Of course, a sole arbitrator shall be paid 25 per cent over and above this amount in accordance with the Note to the Fourth Schedule, it said.

The bench said that Rules of certain international arbitral institutions provide for convening a preliminary meeting or case-management conference and the fees and expenses are typically addressed at this stage.

“We propose that this stage of having a preliminary hearing should be adopted in the process of conducting ad hoc arbitrations in India as it will provide much needed clarity on how arbitrators are to be paid and reduce conflicts and litigation on this issue”, it said.

The bench said it is conscious and aware that arbitration proceedings must be conducted expeditiously, court interference should be minimal and some litigants would object to even a just and fair arbitration fee. It would like to effectuate the object and purpose behind enacting the model fee schedule, it said.

“When one or both parties, or the parties and the arbitral tribunal are unable to reach a consensus, it is open to the arbitral tribunal to charge the fee as stipulated in the Fourth Schedule, which we would observe is the model fee schedule and can be treated as binding on all,” it said.
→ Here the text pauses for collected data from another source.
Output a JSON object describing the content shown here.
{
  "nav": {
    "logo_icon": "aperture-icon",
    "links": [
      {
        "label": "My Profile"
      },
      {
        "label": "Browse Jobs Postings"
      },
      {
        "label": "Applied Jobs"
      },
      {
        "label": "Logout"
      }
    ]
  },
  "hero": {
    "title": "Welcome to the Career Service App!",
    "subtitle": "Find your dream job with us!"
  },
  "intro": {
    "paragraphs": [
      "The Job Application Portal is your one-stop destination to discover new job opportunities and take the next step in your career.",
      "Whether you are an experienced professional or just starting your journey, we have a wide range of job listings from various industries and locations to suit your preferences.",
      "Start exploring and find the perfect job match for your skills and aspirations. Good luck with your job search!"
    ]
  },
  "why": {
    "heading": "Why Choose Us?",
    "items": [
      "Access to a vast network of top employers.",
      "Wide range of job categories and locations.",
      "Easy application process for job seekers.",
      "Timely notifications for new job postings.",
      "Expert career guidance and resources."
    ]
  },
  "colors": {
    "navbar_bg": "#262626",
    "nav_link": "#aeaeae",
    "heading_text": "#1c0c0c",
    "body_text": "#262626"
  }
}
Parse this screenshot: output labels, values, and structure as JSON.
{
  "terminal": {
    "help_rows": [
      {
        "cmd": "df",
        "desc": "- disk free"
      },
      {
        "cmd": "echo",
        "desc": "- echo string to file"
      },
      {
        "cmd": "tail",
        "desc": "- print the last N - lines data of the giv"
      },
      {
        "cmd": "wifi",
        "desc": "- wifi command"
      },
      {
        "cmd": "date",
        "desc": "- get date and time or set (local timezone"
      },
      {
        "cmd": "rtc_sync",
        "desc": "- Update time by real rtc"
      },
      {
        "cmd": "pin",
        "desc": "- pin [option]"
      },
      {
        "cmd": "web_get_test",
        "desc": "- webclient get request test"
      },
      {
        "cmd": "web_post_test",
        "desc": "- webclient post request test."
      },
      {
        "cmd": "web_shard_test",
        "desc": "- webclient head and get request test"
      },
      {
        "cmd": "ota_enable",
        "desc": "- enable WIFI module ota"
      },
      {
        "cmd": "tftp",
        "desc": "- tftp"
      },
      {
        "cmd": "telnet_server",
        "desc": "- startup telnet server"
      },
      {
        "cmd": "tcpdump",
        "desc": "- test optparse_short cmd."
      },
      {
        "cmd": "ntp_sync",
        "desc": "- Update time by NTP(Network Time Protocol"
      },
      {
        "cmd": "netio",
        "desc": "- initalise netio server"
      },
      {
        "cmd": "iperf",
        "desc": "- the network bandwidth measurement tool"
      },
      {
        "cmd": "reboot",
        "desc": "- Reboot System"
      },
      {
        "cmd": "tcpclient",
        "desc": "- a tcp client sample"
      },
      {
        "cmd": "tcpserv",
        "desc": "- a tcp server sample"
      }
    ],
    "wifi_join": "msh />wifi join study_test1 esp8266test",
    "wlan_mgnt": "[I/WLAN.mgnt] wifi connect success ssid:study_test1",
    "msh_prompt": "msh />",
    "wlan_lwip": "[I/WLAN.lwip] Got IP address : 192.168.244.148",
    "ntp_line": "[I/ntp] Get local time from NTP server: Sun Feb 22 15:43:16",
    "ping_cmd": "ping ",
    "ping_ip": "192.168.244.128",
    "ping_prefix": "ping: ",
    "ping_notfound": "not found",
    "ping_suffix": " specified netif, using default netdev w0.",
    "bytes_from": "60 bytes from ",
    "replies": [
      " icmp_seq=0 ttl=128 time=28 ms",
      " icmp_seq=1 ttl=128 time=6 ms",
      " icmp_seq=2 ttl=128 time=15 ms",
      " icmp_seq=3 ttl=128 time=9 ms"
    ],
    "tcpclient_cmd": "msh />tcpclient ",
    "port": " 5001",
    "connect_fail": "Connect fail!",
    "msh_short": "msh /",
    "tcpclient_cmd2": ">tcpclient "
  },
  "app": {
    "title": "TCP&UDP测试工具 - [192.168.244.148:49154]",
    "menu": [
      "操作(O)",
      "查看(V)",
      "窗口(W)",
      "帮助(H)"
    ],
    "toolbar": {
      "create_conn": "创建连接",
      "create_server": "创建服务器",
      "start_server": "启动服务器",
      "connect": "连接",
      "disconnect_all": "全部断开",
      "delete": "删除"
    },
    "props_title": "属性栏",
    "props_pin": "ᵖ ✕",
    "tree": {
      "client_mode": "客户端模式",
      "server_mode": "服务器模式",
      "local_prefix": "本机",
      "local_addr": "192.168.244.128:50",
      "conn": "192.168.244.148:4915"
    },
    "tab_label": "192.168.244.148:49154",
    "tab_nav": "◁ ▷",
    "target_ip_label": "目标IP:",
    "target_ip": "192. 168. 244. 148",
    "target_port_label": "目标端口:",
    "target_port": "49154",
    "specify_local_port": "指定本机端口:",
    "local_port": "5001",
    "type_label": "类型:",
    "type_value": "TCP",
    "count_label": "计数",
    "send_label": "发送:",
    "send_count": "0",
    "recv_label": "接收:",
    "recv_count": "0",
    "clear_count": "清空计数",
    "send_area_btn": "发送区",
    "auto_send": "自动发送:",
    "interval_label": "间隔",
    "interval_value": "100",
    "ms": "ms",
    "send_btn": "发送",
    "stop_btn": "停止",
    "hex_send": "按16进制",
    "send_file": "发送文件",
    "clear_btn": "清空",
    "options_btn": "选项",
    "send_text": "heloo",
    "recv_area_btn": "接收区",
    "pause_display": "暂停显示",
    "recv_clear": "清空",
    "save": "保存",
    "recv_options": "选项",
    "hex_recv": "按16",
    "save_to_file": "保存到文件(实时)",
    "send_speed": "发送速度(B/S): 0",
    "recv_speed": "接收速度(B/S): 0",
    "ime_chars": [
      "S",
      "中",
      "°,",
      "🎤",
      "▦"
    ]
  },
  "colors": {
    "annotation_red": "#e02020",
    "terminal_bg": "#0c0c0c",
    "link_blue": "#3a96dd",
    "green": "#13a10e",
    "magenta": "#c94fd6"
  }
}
The bench added that consequently, when an arbitral tribunal fixes the fee in terms of the Fourth Schedule, the parties should not be permitted to object to the fee fixation as it is the default fee, which can be changed by mutual consensus and not otherwise.

Justice Sanjiv Khanna concurred with the majority judgement that party autonomy and arbitration agreement are the foundation of the arbitral process, and therefore, when the parties fix the fee payable to the arbitral tribunal, the law does not permit the arbitral tribunal to derogate and ask for additional or higher fee.

Justice Khanna, however, did not agree with the view of the majority that in the absence of any agreement between the parties, or the parties and the arbitral tribunal, or a court order fixing the fee, the arbitral tribunal is not entitled to fix the fee.